Hi everyone,
Consider a large MxN matrix of randomly placed ones and zeros (call it A). I need to create a matrix (call it B) that shifts the location of the ones in the original matrix to the right depending on the number of preceding ones in the row. For example, consider an arbitrary row:
A(i,:) = [0 1 0 0 0 1 0 0 0 1 1 1 1 0 0 0];
This should become:
B(i,:) = [0 1 0 0 0 0 1 0 0 0 0 1 1 1 1 0 0 0];
Because the number of ones in each row is random, B will need to have as many columns as necessary to accommodate the row with the most ones. Trailing zeros can be added to the end of any row to equalize the number of columns. Note that consecutive ones stay grouped together.
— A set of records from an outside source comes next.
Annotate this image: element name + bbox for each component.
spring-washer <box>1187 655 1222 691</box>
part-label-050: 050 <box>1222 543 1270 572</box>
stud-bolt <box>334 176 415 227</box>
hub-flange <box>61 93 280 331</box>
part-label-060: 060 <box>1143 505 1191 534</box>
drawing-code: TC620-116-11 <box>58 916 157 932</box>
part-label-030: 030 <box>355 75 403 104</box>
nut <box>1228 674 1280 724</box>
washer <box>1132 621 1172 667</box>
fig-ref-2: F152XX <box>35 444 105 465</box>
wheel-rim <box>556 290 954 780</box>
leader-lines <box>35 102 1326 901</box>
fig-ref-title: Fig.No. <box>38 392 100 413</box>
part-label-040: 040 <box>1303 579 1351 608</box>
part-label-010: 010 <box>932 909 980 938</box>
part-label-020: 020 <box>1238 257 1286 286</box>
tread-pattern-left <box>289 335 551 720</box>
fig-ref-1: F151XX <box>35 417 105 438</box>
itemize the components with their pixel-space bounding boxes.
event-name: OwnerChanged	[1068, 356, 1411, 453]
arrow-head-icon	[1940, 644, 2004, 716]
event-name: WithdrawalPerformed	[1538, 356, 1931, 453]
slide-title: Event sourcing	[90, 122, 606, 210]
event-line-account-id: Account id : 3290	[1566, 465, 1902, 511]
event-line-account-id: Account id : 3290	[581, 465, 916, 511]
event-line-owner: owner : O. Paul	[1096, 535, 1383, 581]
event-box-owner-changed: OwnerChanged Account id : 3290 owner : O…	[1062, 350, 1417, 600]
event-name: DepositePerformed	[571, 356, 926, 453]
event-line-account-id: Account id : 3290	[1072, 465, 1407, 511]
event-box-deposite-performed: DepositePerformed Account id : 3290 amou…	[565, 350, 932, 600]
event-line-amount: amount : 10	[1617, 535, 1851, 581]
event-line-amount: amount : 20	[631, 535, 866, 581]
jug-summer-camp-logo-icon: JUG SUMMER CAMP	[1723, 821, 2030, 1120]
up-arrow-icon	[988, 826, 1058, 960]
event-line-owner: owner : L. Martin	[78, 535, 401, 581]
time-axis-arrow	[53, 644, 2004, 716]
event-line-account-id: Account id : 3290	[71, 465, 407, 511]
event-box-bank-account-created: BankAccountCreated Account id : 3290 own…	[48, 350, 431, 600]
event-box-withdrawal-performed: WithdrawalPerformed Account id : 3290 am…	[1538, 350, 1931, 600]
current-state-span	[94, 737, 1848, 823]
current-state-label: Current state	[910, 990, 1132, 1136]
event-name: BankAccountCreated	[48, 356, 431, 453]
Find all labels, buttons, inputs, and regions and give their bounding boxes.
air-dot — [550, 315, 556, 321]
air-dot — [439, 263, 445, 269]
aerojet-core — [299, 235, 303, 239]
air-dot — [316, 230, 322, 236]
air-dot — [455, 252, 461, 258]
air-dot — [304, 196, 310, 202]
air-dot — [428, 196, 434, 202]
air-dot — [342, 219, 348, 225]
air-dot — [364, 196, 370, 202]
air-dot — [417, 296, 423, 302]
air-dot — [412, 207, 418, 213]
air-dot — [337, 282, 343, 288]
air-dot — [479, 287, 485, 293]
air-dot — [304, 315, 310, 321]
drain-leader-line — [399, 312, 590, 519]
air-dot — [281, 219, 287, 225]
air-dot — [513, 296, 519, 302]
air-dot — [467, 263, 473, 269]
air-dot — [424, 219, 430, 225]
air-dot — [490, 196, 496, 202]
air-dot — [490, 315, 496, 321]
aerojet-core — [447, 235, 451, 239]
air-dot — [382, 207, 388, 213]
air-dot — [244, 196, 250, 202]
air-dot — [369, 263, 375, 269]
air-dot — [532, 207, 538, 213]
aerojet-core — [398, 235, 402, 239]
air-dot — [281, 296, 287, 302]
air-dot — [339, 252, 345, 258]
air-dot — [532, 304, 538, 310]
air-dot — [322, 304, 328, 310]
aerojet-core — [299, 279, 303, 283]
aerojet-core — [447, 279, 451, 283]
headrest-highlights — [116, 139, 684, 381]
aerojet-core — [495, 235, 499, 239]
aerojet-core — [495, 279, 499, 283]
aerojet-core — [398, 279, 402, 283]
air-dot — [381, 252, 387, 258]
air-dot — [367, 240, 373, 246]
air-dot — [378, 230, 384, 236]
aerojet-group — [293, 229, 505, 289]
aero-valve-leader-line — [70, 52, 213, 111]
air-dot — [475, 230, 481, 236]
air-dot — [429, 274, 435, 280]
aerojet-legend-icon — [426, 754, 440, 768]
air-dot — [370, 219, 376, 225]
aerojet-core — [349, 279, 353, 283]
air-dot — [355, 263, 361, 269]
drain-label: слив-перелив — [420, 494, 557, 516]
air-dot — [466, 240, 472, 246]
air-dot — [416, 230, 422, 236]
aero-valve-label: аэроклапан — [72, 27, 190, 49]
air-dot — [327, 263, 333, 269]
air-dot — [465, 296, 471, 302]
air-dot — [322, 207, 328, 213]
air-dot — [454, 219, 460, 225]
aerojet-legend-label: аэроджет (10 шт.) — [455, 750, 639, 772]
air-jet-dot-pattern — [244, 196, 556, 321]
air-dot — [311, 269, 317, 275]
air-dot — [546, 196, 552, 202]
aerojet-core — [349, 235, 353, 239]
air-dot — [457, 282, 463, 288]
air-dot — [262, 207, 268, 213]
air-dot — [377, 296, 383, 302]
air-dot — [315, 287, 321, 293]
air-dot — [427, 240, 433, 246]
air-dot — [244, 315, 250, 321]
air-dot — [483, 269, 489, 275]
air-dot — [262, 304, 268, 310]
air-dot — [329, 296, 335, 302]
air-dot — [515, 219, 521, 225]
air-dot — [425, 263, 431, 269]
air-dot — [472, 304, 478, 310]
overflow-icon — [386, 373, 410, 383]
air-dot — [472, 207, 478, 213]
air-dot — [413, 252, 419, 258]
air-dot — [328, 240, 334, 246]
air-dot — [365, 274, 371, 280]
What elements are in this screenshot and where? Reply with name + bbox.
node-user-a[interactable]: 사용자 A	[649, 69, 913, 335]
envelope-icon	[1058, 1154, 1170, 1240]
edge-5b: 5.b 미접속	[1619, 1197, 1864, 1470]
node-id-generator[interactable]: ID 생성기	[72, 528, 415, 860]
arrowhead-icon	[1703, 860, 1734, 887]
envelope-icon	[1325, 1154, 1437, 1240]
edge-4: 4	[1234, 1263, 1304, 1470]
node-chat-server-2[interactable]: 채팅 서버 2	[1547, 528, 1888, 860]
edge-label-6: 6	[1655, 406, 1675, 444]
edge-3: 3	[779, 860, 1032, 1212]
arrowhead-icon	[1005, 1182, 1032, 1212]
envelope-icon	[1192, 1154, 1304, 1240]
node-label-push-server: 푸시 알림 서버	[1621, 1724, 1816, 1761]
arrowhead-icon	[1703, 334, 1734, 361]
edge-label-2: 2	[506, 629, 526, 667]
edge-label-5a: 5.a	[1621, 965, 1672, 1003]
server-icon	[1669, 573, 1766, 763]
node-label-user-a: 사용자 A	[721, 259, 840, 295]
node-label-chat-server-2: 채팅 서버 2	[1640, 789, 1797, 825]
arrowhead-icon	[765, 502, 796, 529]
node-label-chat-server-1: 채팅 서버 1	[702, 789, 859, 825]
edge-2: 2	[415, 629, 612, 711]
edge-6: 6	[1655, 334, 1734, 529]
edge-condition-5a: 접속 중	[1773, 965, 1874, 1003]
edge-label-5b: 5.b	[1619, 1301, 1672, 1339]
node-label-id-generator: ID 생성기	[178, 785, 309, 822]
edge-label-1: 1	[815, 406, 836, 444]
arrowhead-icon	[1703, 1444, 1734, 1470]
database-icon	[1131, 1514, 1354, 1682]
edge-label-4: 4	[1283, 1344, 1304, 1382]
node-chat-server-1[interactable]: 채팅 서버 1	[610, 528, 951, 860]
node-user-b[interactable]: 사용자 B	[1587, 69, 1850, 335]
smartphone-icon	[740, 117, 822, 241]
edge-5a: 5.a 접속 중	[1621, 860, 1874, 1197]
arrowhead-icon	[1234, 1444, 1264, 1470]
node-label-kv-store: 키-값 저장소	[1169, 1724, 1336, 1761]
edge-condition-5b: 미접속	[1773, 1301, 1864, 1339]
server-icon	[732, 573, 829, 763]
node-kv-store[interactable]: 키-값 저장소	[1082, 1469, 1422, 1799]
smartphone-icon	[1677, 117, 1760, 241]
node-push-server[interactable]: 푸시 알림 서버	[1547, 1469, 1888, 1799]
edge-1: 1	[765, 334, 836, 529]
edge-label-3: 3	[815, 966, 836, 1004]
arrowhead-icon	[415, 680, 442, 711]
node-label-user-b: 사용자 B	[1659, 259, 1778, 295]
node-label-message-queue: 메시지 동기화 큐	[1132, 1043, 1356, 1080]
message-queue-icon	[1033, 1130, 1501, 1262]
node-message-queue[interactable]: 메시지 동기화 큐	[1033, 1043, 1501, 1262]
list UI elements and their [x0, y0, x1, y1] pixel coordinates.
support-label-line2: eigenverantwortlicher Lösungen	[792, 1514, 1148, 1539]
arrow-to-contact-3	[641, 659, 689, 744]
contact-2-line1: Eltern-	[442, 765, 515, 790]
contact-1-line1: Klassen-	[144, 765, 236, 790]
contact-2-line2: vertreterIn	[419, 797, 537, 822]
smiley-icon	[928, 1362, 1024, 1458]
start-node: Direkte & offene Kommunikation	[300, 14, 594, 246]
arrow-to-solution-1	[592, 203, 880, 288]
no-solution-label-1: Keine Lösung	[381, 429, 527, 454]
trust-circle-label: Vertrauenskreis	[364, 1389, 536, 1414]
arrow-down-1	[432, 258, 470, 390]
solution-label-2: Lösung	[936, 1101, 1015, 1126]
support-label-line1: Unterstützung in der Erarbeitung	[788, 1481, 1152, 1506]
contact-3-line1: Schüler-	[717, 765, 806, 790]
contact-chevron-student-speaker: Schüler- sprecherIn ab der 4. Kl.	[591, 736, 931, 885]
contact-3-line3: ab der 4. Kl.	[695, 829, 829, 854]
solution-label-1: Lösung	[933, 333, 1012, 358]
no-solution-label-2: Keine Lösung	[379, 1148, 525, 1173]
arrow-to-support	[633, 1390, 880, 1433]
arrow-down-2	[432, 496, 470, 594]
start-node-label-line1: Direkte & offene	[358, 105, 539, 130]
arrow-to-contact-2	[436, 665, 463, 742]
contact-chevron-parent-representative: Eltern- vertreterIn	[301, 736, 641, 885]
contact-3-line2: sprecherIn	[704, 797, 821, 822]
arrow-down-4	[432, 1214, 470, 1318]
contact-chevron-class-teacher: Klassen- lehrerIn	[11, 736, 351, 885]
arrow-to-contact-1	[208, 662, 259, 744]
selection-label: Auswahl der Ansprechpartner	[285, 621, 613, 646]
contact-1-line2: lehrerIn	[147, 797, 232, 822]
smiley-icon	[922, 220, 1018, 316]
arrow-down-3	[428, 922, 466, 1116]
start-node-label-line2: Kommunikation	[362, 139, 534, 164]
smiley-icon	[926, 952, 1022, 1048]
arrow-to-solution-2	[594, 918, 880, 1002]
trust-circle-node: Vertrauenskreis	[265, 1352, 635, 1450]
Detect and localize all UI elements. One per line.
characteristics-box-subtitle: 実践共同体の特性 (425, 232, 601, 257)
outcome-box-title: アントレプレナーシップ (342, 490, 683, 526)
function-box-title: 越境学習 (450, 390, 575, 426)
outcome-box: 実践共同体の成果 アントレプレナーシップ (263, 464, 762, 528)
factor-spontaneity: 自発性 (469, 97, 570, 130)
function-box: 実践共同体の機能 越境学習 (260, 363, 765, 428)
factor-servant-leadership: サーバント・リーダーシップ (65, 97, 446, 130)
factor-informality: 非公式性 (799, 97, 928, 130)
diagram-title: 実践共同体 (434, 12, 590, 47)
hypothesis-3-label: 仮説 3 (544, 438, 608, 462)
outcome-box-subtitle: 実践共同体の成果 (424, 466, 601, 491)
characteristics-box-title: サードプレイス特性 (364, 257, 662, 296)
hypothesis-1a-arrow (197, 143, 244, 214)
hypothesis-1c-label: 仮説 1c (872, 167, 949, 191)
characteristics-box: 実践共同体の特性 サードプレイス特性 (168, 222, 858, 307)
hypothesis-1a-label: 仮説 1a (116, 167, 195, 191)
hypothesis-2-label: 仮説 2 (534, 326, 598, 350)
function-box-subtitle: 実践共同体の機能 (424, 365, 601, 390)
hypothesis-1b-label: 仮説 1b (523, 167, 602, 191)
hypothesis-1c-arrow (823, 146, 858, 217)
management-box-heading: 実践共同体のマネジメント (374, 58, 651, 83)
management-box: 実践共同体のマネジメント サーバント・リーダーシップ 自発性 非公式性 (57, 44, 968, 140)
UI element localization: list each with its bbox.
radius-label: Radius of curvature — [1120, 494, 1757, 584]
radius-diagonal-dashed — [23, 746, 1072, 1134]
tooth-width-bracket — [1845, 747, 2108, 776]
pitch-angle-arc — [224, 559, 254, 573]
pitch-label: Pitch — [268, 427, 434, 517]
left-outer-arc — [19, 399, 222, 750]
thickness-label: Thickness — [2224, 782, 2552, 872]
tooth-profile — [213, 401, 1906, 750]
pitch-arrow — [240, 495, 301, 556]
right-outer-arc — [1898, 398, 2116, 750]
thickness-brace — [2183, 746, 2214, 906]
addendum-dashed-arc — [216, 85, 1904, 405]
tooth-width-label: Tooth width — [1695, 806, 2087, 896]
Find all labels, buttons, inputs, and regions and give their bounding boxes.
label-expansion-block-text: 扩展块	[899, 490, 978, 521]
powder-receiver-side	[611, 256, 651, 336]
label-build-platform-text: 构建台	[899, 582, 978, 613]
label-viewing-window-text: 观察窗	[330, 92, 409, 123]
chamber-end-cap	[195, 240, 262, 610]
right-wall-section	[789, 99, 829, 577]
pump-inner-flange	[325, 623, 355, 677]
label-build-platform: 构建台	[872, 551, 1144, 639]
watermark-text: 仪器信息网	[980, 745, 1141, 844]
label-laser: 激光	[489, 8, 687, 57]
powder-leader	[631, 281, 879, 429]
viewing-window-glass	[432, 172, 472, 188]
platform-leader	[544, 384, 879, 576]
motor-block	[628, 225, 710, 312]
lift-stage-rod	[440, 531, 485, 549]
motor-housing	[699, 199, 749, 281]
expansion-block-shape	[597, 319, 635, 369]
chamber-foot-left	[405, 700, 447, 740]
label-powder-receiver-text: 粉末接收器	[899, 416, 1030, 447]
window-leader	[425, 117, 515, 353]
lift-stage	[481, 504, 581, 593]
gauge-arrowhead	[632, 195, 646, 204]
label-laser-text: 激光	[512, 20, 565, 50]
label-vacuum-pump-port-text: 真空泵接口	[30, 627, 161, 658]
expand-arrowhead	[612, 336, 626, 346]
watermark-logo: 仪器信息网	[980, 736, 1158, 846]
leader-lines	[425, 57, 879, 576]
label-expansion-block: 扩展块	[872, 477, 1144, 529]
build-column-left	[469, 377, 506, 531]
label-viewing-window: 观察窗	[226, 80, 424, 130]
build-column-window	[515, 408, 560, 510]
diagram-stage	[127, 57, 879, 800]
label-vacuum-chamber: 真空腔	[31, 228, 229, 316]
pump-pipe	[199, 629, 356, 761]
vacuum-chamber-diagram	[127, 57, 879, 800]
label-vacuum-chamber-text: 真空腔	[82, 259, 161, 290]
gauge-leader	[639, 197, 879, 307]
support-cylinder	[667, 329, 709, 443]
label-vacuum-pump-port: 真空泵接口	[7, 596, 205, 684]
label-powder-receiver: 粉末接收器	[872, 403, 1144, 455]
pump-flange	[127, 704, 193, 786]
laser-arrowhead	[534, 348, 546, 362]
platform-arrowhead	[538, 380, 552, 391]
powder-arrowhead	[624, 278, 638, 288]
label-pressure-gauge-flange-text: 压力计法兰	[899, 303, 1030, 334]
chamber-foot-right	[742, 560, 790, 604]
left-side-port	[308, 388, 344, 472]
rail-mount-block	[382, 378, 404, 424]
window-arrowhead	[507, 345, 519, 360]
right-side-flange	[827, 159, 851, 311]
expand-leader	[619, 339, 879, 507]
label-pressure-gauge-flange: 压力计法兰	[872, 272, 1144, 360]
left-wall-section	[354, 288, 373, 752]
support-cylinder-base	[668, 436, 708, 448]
I have implemented this using a loop (see MWE below). But because M and N are both large, my current code is relatively slow.
M=10000;
N=1000;
out0 = binornd(1,0.3,M,N);
out_cum0 = zeros(M,N);
out_cum1 = zeros(M,N);
for i=2:N
out_cum0(:,i)=out_cum0(:,i-1)+out0(:,i-1);
if i>1
out_cum1( and(out0(:,i-1)==1,out0(:,i)==1 ), i ) = out_cum1( and(out0(:,i-1)==1,out0(:,i)==1 ), i-1 );
out_cum1(~and(out0(:,i-1)==1,out0(:,i)==1 ), i ) = out_cum0(~and(out0(:,i-1)==1,out0(:,i)==1 ), i );
end
end
out1 = zeros(M,2*N);
loc0 = find(out0==1);
[row,col] = ind2sub(size(out0),loc0);
loc1 = sub2ind(size(out1),row,col+out_cum1(loc0));
out1(loc1) = 1;
I suspect there's a faster way to do this, particularly the loop, but I'm not sure what it is. Any suggestions? Thanks in advance.